Aliment Pharmacol Ther. 2018 Jan;47(1):78-85
Authors: Bhutta AQ, Garcia-Tsao G, Reddy KR, Tandon P, Wong F, O'Leary JG, Acharya C, Banerjee D, Abraldes JG, Jones TM, Shaw J, Deng Y, Ciarleglio M, Bajaj JS
BACKGROUND: It has been suggested that beta-blockers may increase mortality in patients with cirrhosis and refractory ascites but the effect of beta-blockers discontinuation or reinitiation has not been examined.
AIMS: To compare, in hospitalised patients with cirrhosis and ascites, the effect of BB on survival and to examine the effect/predictors of beta-blockers discontinuation and reinitiation.

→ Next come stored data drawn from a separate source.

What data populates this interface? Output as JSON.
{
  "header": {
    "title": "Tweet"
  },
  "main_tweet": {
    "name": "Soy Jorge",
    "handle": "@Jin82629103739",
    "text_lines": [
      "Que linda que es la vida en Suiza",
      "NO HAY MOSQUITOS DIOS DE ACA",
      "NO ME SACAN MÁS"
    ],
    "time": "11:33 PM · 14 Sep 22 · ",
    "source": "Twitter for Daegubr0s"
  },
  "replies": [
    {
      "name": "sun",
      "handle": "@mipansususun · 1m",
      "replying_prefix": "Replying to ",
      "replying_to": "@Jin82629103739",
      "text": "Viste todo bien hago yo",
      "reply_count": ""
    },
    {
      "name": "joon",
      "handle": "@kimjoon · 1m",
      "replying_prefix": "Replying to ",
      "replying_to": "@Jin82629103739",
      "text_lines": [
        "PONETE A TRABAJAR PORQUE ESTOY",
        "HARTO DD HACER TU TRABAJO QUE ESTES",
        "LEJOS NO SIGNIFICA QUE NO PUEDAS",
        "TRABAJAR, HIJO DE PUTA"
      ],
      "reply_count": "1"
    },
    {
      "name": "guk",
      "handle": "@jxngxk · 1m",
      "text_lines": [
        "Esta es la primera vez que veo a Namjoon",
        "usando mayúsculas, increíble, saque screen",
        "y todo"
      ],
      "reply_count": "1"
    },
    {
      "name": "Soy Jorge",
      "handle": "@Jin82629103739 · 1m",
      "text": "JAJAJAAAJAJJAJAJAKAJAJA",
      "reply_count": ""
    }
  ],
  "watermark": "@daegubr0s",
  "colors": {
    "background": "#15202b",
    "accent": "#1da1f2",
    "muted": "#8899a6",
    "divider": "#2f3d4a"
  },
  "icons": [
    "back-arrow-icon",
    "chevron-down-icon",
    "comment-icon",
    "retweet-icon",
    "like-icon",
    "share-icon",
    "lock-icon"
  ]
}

METHODS: Sub-analysis of NACSELD (North American consortium for the study of end-stage liver disease, database containing prospective data on hospitalised patients with cirrhosis) data from 7 centres enrolling >100 patients with ascites. Data on BB discontinuation and reinitiation were collected by chart review.
RESULTS: Seven hundred and sixteen patients, 307 (43%) on beta-blockers at admission and 366 (51%) with refractory ascites, were followed to death or hospital discharge. Beta-blocker use was associated with a lower white blood cell count at admission. Beta-blocker use in hospitalised patients with ascites was not associated with a higher mortality, even in those with refractory ascites. No significant changes in mean arterial pressure (MAP) were observed between groups. Discontinuation of beta-blockers (49%) was driven by low MAP, infection and acute kidney injury at time of discontinuation but was not associated with a higher mortality. Beta-blocker reinitiation occurred in 40% prior to discharge and was mainly driven by an increase in MAP.
CONCLUSIONS: Beta-blocker use is safe in patients with cirrhosis and ascites (including those with refractory ascites) provided beta-blockers are discontinued in the presence of a low MAP and reinitiated once MAP reincreases. A potentially beneficial anti-inflammatory effect of beta-blockers is suggested.